Les caractères des individualistes et des sociétaristes sont très différents, ainsi que l’influence que leur doctrine et leur condition ont sur leur vie. Le sociétariste a une grande tendance à l’adaptation, à l’imitation qui, loin de le gêner, le guident ; il ne s’écarte point du chemin commun, il se place volontiers à son rang hiérarchique, et ce n’est pas seulement sociologiquement, mais psychologiquement, qu’il agit ainsi. Il accepte et s’assimile facilement les idées courantes, les idées moyennes. Sans doute, s’il se place aux extrémités du sociétarisme sur les bancs du collectivisme, il n’en est pas ainsi, car il s’écarte de l’opinion majoritaire.

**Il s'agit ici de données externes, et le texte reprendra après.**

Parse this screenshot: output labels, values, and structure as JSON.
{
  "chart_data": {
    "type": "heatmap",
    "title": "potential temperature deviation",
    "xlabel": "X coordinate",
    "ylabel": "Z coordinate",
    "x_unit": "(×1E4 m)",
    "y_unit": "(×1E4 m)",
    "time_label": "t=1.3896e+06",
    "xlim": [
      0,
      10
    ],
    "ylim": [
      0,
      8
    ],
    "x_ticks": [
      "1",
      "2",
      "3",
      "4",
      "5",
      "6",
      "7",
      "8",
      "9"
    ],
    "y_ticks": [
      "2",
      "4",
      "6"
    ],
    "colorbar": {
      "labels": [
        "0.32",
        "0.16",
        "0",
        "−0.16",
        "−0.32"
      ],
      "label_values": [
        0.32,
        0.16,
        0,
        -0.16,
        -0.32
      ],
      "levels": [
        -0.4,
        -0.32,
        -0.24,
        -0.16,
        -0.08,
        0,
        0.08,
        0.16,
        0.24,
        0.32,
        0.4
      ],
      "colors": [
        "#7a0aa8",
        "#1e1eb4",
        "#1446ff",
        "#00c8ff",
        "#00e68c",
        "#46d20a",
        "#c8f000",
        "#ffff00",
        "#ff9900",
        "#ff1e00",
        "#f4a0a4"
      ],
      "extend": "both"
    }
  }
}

Mais même alors il se rattache à une école dont il suit exactement les leçons sans se permettre d’y déroger, pour avoir quelquefois sur un point une opinion contraire ; il demeure seulement sociétaire d’une autre société plus associée. Ce caractère du sociétariste empêche les progrès considérables, éloigne ceux de l’avenir, mais il a le grand avantage de conduire la société sans secousse, de laisser fonctionner très régulièrement tous ses rouages et de ne point compromettre dans de graves et nouvelles erreurs. En outre, cette doctrine est favorable à ses adhérents de par leur esprit hiérarchique, tant en la forme qu’au fond, ils plaisent beaucoup, leur docilité les élève sans cesse. La fortune, les honneurs, le pouvoir sont presque constamment aux sociétaristes, surtout aux sociétaristes moyens ou qui le deviennent par la formation d’autres partis extrêmes.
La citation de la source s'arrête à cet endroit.